Drei Künstler aus Israel wurden eingeladen, um bei ihrem längeren Aufenthalt in Hannover, Eindrücke einer für sie noch fremden Kultur nachzuvollziehen und später künstlerisch umzusetzen, für einen gemeinsamen Dialog mit vier Kreativen aus Hannover. Susanne und Jörg Maaß haben, unterstützt von „ida – intercultural dialogues in art“ und „schir – art concepts), dieses Konzept zu realisieren versucht.

Und das Resultat? Vergessen wir einmal die irritierende unendliche Diagonale, denn das übrige Repertoire zeigt künstlerische Aussagen im Kleinen. Gleich am Beginn unseres Rundgangs, nach dem „TotenHaus“ von Livni, spiegeln mit Roy Menachem Markovichs Videos „Histotour“ und „Bad Plants“, dessen persönliche Eindrücke von der Leinemetropole wider, auch die fünf Inkjet-Prints „Tachsit“, Gesteinskompositionen von Dana Yoeli, genaue Beachtung verdienen. Und aus der Höhe begrüßt uns ein farbenfroher Hahn, mit einem Sessel und auffordernder Kopfhörer, von Sebastian Neubauer.

Die Reihe von 13 kleinformatigen Malereien von Sebastian Neubauer überzeugen durch ausgefallene Ideen und vor allem ihre Qualität; das kann man gleichfalls angesichts der 28 Pflanzenzeichnungen, in dem feinen Graphitgespinst, von Dana Yoeli bestätigen. Fällt durch seine eigenwillige „Ansprache“ auf: die farbenfrohe Leinwand mit dem Blumen-Arrangement. In passender Nachbarschaft dann die großformatige Videofolge von Markovich. Eine geistige Auseinandersetzung erwartet ganz sicher Andrea v. Lüdinghausen mit ihrer Bodenarbeit „Transmitting Devices“ und der Intervention, Mixed Media „From Distance“.

Und das Finale dieser Gesamtschau widmet sich den Keks-Skulpturen von Liat Livni.
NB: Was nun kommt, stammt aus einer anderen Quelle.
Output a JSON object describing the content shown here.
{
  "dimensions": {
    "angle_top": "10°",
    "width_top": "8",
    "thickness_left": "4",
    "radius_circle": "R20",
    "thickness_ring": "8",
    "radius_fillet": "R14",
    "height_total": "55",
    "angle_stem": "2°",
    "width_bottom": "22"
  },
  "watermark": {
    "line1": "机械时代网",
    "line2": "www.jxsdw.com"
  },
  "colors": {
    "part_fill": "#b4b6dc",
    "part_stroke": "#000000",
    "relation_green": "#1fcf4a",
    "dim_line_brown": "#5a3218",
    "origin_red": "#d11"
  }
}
Eingelei(läu)tet von der schon erwähnten Kuckucksuhr, findet man auf schmalen Sockeln Keksmodellierungen wie „The Princess Tower“, „Ruin“ und den Plastiktopf „Hollow Hannover Planters“.

Am Ende bleiben Fragen offen: Bietet Hannover – außer dem Keks – so wenig künstlerisch Aufgreifbares, zumal die drei Künstler aus Israel einige Monate vor Ort waren? Denn letztlich hatte man doch einen aufschlussreichen Dialog erwartet. Davon ist leider nichts zu spüren. Schade. Die Ausstellung ist noch bis zum 9. Februar geöffnet.